Limogeages et arrestations
Jusqu’ici, Ryad affirmait que Khashoggi, qui était entré le 2 octobre au consulat d’Istanbul pour des démarches administratives, en était ressorti et il avait qualifié de « sans fondement » des accusations de responsables turcs selon lesquelles le journaliste avait été tué au consulat.
En confirmant la mort de Khashoggi, l’Arabie saoudite, dont l’image a terriblement souffert, a annoncé la destitution d’un haut responsable du renseignement, le général Ahmed al-Assiri, et celle d’un important conseiller à la cour royale, Saoud al-Qahtani, deux proches collaborateurs du jeune et puissant prince héritier Mohammed ben Salmane, surnommé MBS.

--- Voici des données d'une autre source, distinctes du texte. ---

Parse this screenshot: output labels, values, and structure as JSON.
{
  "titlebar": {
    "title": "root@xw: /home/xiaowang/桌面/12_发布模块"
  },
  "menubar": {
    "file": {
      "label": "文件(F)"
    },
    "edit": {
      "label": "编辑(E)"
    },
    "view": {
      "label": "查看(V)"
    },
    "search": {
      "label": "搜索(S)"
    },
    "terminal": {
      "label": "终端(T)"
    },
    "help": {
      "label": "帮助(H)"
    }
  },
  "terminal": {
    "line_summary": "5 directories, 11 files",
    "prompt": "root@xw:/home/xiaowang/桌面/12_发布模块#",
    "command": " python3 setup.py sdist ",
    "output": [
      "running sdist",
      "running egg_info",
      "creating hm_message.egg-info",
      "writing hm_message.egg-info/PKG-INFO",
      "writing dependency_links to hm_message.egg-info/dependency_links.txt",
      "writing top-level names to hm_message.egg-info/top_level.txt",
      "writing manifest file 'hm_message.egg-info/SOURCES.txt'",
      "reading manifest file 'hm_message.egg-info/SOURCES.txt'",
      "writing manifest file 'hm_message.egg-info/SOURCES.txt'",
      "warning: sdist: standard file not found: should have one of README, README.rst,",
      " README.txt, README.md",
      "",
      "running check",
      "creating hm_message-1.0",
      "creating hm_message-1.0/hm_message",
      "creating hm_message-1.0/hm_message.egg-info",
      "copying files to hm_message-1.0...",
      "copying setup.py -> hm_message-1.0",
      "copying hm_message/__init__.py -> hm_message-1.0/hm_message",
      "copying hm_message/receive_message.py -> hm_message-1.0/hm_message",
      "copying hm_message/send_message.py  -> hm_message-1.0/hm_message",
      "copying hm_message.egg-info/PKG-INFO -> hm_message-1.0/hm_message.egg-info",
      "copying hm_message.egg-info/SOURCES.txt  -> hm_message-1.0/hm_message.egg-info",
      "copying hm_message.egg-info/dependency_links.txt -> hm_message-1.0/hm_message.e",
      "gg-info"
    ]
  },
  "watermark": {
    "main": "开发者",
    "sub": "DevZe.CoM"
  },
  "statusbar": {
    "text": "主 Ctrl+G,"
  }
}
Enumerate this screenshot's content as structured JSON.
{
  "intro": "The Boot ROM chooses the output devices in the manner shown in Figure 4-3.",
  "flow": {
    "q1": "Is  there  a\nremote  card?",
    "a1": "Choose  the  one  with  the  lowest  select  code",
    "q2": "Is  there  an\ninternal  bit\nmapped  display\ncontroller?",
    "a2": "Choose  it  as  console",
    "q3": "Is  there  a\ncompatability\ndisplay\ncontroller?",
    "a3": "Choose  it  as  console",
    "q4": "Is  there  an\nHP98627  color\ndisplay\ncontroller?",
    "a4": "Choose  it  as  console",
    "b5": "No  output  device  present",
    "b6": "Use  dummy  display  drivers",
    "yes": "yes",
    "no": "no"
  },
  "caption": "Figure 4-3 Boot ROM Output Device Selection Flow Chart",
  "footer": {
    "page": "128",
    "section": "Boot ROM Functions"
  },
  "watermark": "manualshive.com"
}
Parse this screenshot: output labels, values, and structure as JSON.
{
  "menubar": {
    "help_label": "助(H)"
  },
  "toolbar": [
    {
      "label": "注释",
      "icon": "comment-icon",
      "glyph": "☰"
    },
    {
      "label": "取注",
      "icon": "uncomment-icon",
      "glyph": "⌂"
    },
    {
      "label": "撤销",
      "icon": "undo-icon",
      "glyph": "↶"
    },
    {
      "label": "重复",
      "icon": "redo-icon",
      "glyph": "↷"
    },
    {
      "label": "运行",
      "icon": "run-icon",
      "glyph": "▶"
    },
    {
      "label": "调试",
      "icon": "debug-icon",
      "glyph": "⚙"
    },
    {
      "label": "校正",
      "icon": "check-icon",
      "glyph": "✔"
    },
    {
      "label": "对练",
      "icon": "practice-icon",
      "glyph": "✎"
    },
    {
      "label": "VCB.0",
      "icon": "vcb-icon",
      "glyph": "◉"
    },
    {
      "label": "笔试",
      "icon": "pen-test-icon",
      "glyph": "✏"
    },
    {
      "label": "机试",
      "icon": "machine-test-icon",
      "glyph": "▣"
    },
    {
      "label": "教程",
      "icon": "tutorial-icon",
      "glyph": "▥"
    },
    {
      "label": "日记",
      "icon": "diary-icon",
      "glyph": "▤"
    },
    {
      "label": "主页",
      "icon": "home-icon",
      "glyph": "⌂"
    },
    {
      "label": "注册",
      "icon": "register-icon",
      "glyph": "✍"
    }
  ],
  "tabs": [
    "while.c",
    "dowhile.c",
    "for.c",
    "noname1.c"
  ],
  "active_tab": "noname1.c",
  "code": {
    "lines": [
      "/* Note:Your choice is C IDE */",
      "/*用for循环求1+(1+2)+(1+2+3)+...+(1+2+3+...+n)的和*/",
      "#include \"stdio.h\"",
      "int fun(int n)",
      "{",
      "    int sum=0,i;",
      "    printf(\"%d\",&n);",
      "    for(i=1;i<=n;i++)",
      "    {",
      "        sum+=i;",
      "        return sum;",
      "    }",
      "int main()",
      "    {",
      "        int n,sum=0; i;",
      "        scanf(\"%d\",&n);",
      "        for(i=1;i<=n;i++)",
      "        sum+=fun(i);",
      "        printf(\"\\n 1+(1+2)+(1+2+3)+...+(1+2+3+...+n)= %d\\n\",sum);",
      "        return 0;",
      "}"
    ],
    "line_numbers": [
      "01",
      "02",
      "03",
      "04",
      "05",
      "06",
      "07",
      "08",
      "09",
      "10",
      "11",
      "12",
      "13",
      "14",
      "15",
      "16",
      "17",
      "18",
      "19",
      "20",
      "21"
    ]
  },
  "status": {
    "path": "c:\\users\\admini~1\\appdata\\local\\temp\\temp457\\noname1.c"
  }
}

« Renvoyer Saoud al-Qahtani et Ahmed al-Assiri, c’est aller aussi près de MBS qu’il est possible d’aller », a relevé l’expert Kristian Ulrichsen, du Baker Institute de l’université de Rice, aux Etats-Unis.
« Si le goutte à goutte de détails supplémentaires (sur la mort de Khashoggi) continue, il n’y a plus de tampon pour protéger MBS ».

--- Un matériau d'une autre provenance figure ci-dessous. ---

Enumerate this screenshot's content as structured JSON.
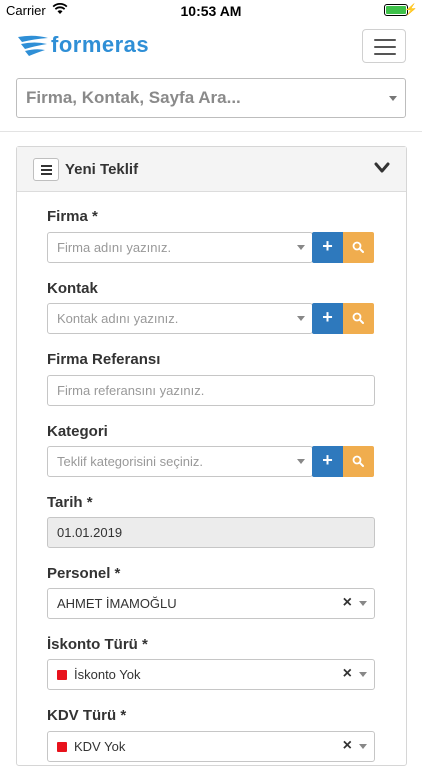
{
  "status": {
    "carrier": "Carrier",
    "time": "10:53 AM"
  },
  "app": {
    "logo_text": "formeras",
    "brand_color": "#2f8fd6"
  },
  "search": {
    "placeholder": "Firma, Kontak, Sayfa Ara..."
  },
  "panel": {
    "title": "Yeni Teklif"
  },
  "form": {
    "firma": {
      "label": "Firma *",
      "placeholder": "Firma adını yazınız."
    },
    "kontak": {
      "label": "Kontak",
      "placeholder": "Kontak adını yazınız."
    },
    "referans": {
      "label": "Firma Referansı",
      "placeholder": "Firma referansını yazınız."
    },
    "kategori": {
      "label": "Kategori",
      "placeholder": "Teklif kategorisini seçiniz."
    },
    "tarih": {
      "label": "Tarih *",
      "value": "01.01.2019"
    },
    "personel": {
      "label": "Personel *",
      "value": "AHMET İMAMOĞLU"
    },
    "iskonto": {
      "label": "İskonto Türü *",
      "value": "İskonto Yok"
    },
    "kdv": {
      "label": "KDV Türü *",
      "value": "KDV Yok"
    }
  },
  "colors": {
    "add_button": "#2e79bd",
    "search_button": "#f0ad4e",
    "status_square": "#e8121c"
  },
  "icons": {
    "add": "+",
    "clear": "×"
  }
}
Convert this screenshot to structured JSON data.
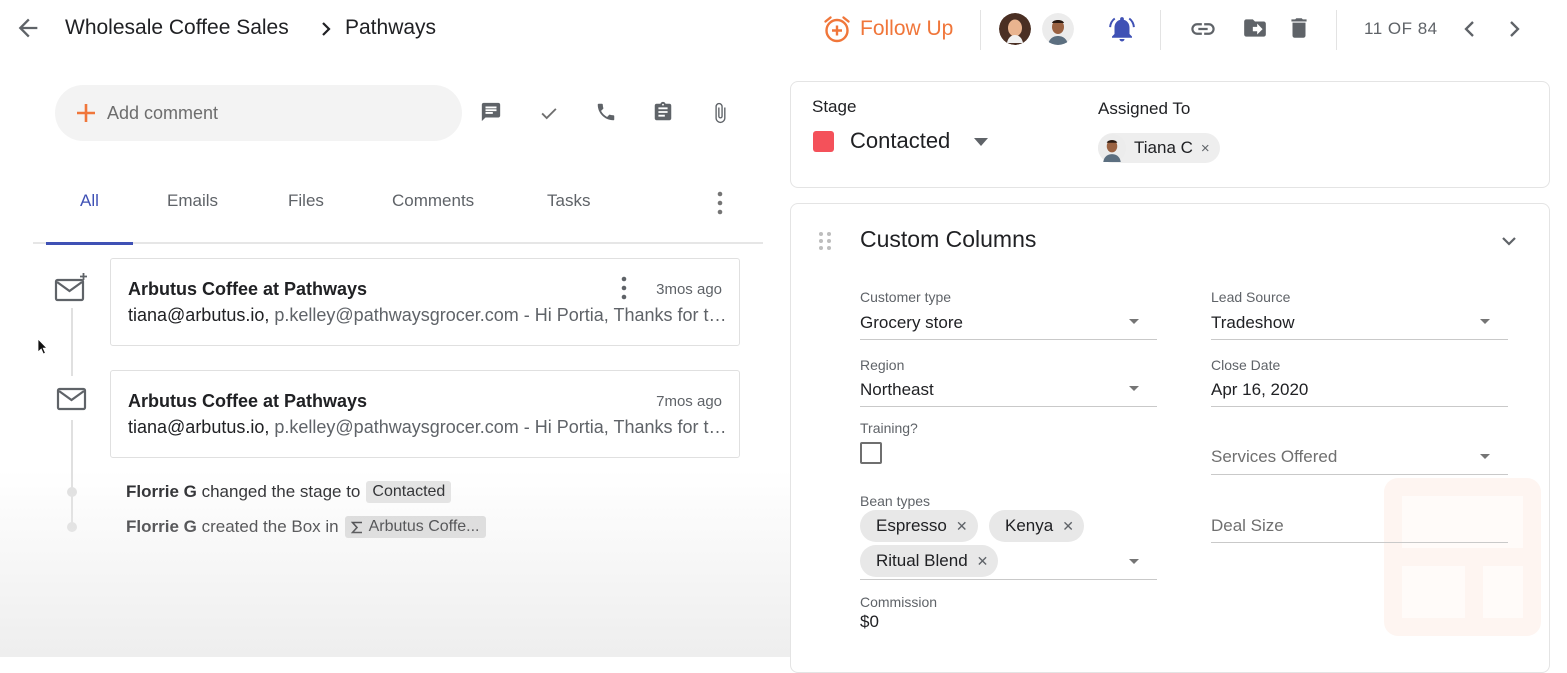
{
  "header": {
    "breadcrumb_root": "Wholesale Coffee Sales",
    "breadcrumb_current": "Pathways",
    "follow_up_label": "Follow Up",
    "counter": "11 OF 84",
    "accent_color": "#f0763a"
  },
  "composer": {
    "placeholder": "Add comment",
    "tools": [
      "chat-icon",
      "check-icon",
      "phone-icon",
      "clipboard-icon",
      "attach-icon"
    ]
  },
  "tabs": [
    {
      "label": "All",
      "active": true
    },
    {
      "label": "Emails",
      "active": false
    },
    {
      "label": "Files",
      "active": false
    },
    {
      "label": "Comments",
      "active": false
    },
    {
      "label": "Tasks",
      "active": false
    }
  ],
  "timeline": {
    "emails": [
      {
        "subject": "Arbutus Coffee at Pathways",
        "time": "3mos ago",
        "from": "tiana@arbutus.io,",
        "rest": "p.kelley@pathwaysgrocer.com - Hi Portia, Thanks for taking the time"
      },
      {
        "subject": "Arbutus Coffee at Pathways",
        "time": "7mos ago",
        "from": "tiana@arbutus.io,",
        "rest": "p.kelley@pathwaysgrocer.com - Hi Portia, Thanks for taking the time"
      }
    ],
    "events": [
      {
        "actor": "Florrie G",
        "text": "changed the stage to",
        "chip": "Contacted"
      },
      {
        "actor": "Florrie G",
        "text": "created the Box in",
        "chip": "Arbutus Coffe..."
      }
    ]
  },
  "stage": {
    "label": "Stage",
    "value": "Contacted",
    "color": "#f4515a"
  },
  "assigned": {
    "label": "Assigned To",
    "name": "Tiana C",
    "remove": "×"
  },
  "custom_columns": {
    "title": "Custom Columns",
    "customer_type": {
      "label": "Customer type",
      "value": "Grocery store"
    },
    "lead_source": {
      "label": "Lead Source",
      "value": "Tradeshow"
    },
    "region": {
      "label": "Region",
      "value": "Northeast"
    },
    "close_date": {
      "label": "Close Date",
      "value": "Apr 16, 2020"
    },
    "training": {
      "label": "Training?",
      "checked": false
    },
    "services_offered": {
      "label": "Services Offered"
    },
    "bean_types": {
      "label": "Bean types",
      "values": [
        "Espresso",
        "Kenya",
        "Ritual Blend"
      ]
    },
    "deal_size": {
      "label": "Deal Size"
    },
    "commission": {
      "label": "Commission",
      "value": "$0"
    }
  }
}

Critique envers MBS, Khashoggi vivait en exil depuis 2017 aux Etats-Unis où il collaborait notamment avec le Washington Post.
La confirmation de sa mort après une nouvelle conversation téléphonique entre le président turc Recep Tayyip Erdogan et le roi Salmane. Ils « ont souligné l’importance de continuer à travailler ensemble en complète coopération », selon une source à la présidence turque.
Trump: « crédible »
Donald Trump avait admis jeudi que Khashoggi était très probablement mort, menaçant l’Arabie saoudite de « très graves » conséquences.

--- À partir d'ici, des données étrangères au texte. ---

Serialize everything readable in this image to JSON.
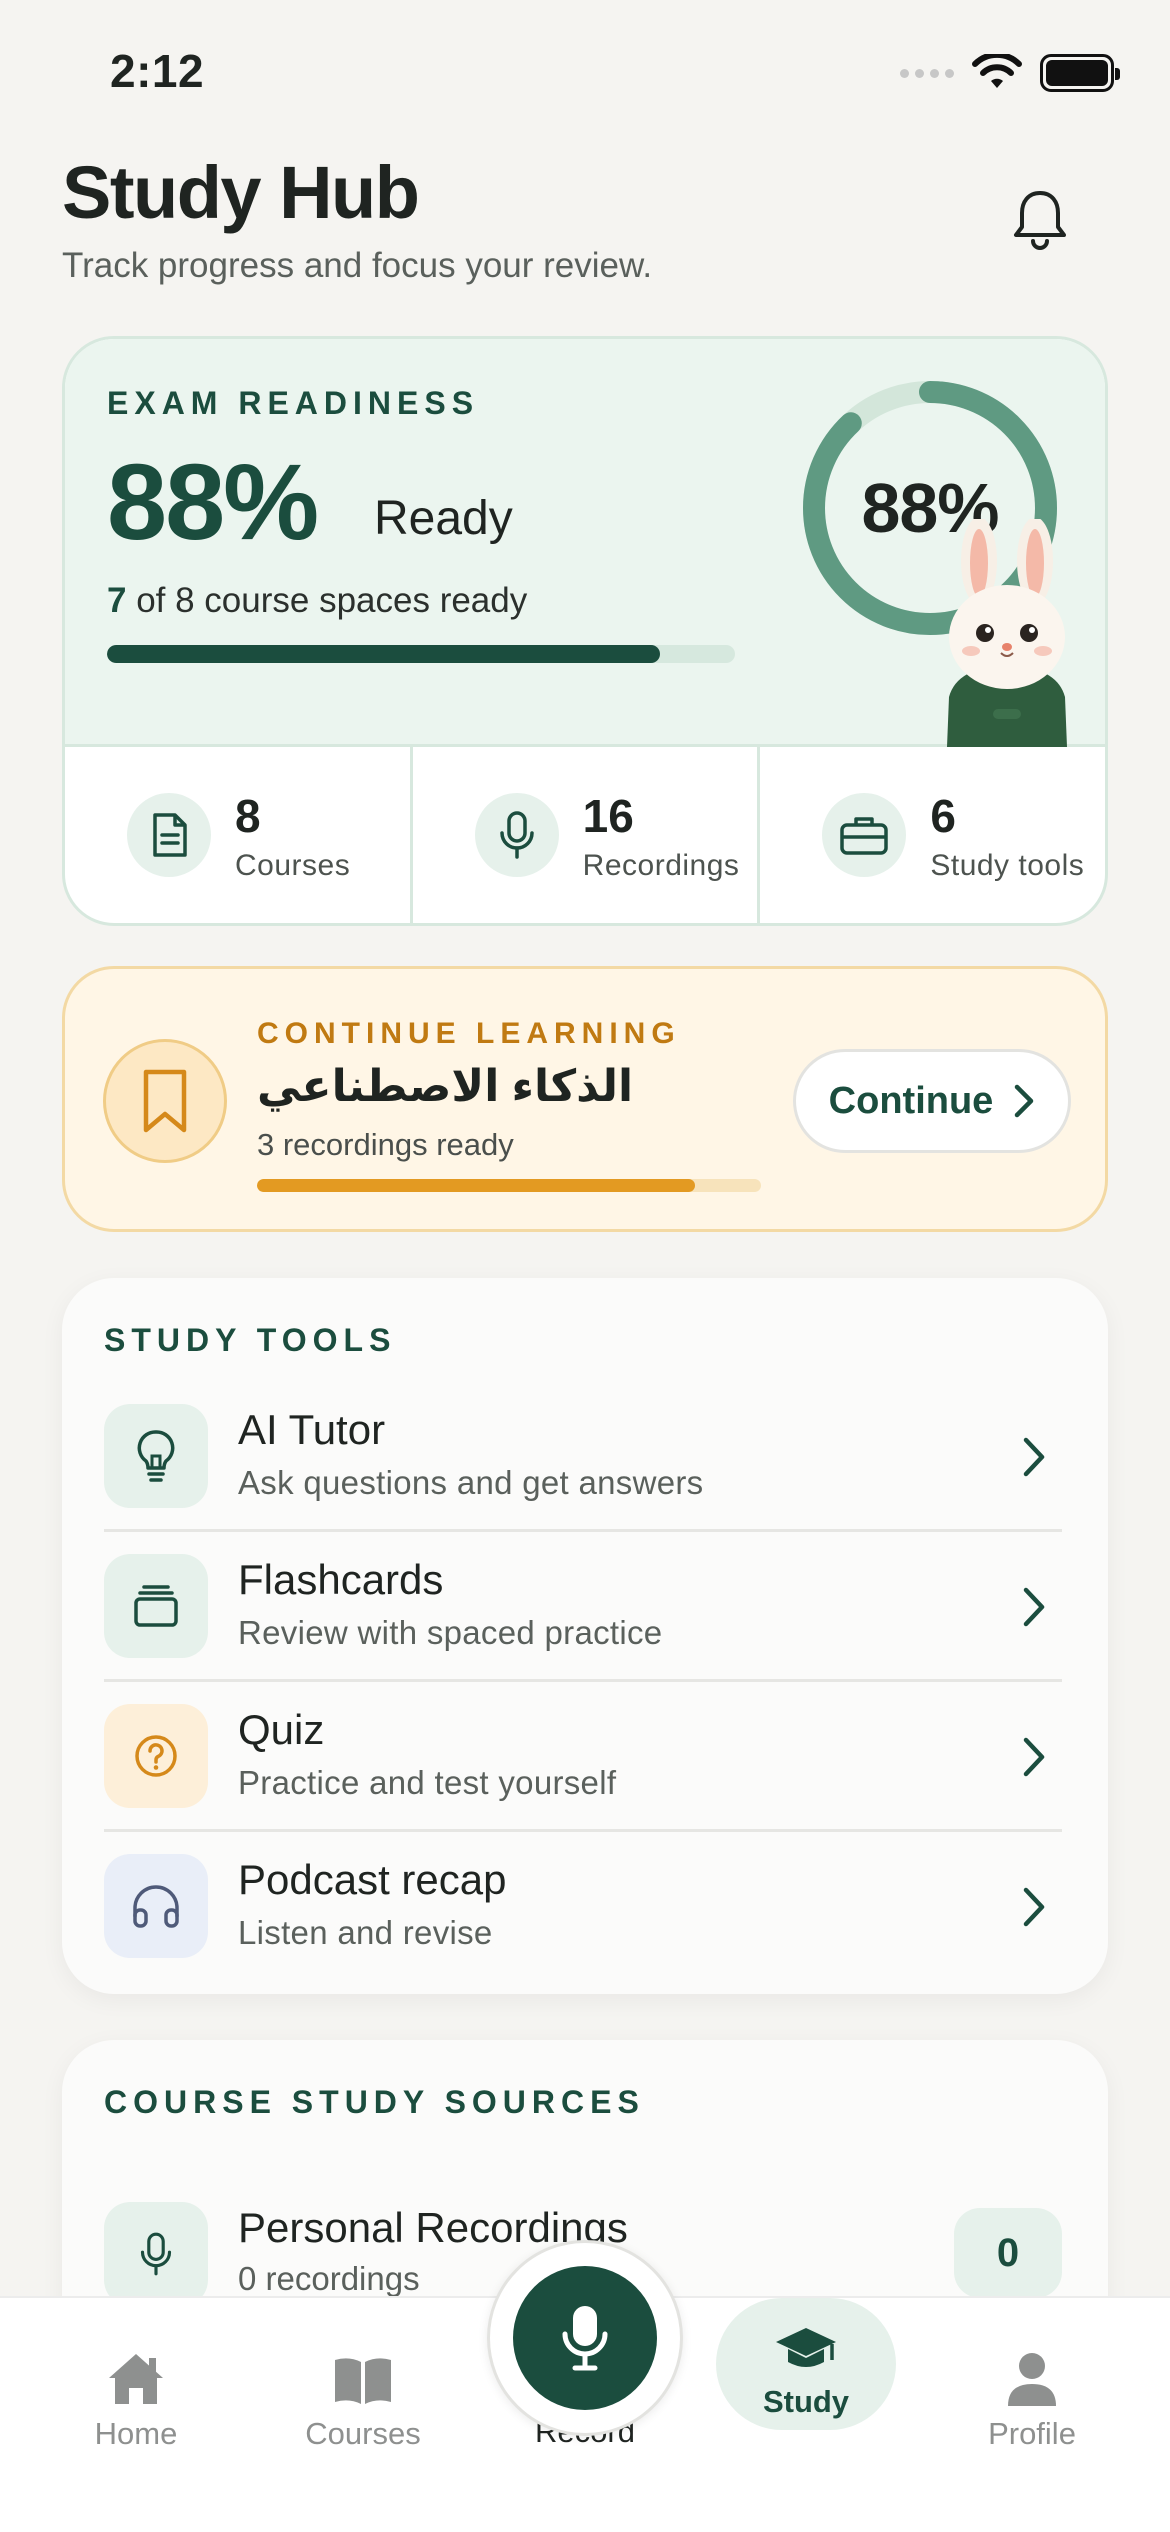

Vendredi, l’administration Trump avait adressé une nouvelle mise en garde à Ryad, évoquant de possibles sanctions tout en s’inquiétant des retombées sur la relation stratégique et commerciale entre Washington et Ryad.
A un journaliste qui lui demandait s’il jugeait « crédible » la version annoncée par Ryad samedi, M. Trump a répondu: « Oui, oui ». « Encore une fois, il est tôt, nous n’avons pas fini notre évaluation, ou enquête, mais je pense qu’il s’agit d’un pas très important ».
« Nous sommes attristés d’apprendre que la mort de M. Khashoggi a été confirmée », a déclaré la porte-parole de la Maison Blanche, Sarah Sanders.
Les Etats-Unis notent « que l’enquête sur le sort de Jamal Khashoggi progresse et que (le royaume saoudien) a entrepris des actions à l’encontre des suspects qui ont été pour l’instant identifiés », a ajouté la porte-parole. Les Etats-Unis vont « appeler à ce que justice soit rendue dans les meilleurs délais et de manière transparente, et en accord avec l’état de droit ».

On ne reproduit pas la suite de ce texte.